Note: You cannot use a(np.argwhere(a>4)) to get the corresponding values in a. The recommended way is to use a[(a>4).astype(bool)] or a[(a>4) != 0] rather than a[np.nonzero(a>4)] as they handle 0-d arrays correctly. See the documentation for more details.

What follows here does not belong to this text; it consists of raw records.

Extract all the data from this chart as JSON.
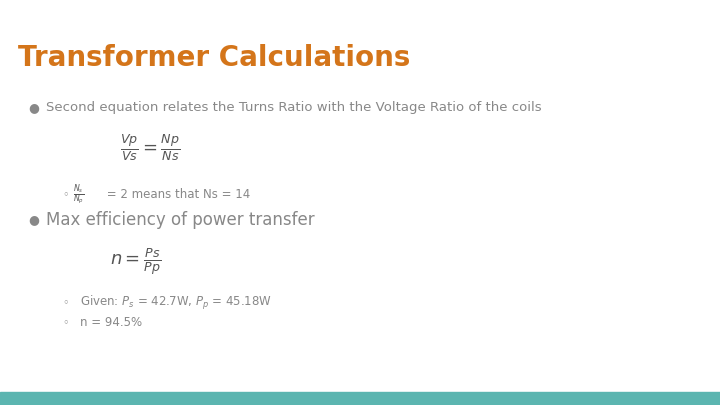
{
  "title": "Transformer Calculations",
  "title_color": "#D4751A",
  "title_font": "bold",
  "title_size": 20,
  "background_color": "#FFFFFF",
  "bottom_bar_color": "#5BB5B0",
  "bullet1_text": "Second equation relates the Turns Ratio with the Voltage Ratio of the coils",
  "bullet2_text": "Max efficiency of power transfer",
  "sub1_text": " = 2 means that Ns = 14",
  "sub3_text": "n = 94.5%",
  "text_color": "#888888",
  "formula_color": "#555555",
  "subbullet_given": "Given: $P_s$ = 42.7W, $P_p$ = 45.18W"
}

As can be seen in the following example, a[(a>4).astype(bool)] and a[(a>4) != 0] can be simplified to a[a>4].
Another example:
>>> a = np.array([5,-15,-8,-5,10])
>>> a
array([ 5, -15, -8, -5, 10])
>>> a > 4
array([ True, False, False, False, True])
>>> a[a > 4]
array([ 5, 10])
>>> a = np.add.outer(a,a)
>>> a
array([[ 10, -10, -3, 0, 15],
[-10, -30, -23, -20, -5],
[ -3, -23, -16, -13, 2],
[ 0, -20, -13, -10, 5],
[ 15, -5, 2, 5, 20]])
>>> a = np.argwhere(a>4)
>>> a
array([[0, 0],
[0, 4],
[3, 4],
[4, 0],
[4, 3],
[4, 4]])
>>> for i,j in a: print(i,j)
...
0 0
0 4
3 4
4 0
4 3
4 4
ANSWER 4
Score 6
I prefer np.flatnonzero(arr) to the nonzero() option when you only need the row idx. arr.nonzero() works, but it returns a tuple instead of an array. flatnonzero() is equivalent to np.nonzero(np.ravel(arr))[0].
As mentioned in the comments, np.where() is discouraged by the NumPy docs.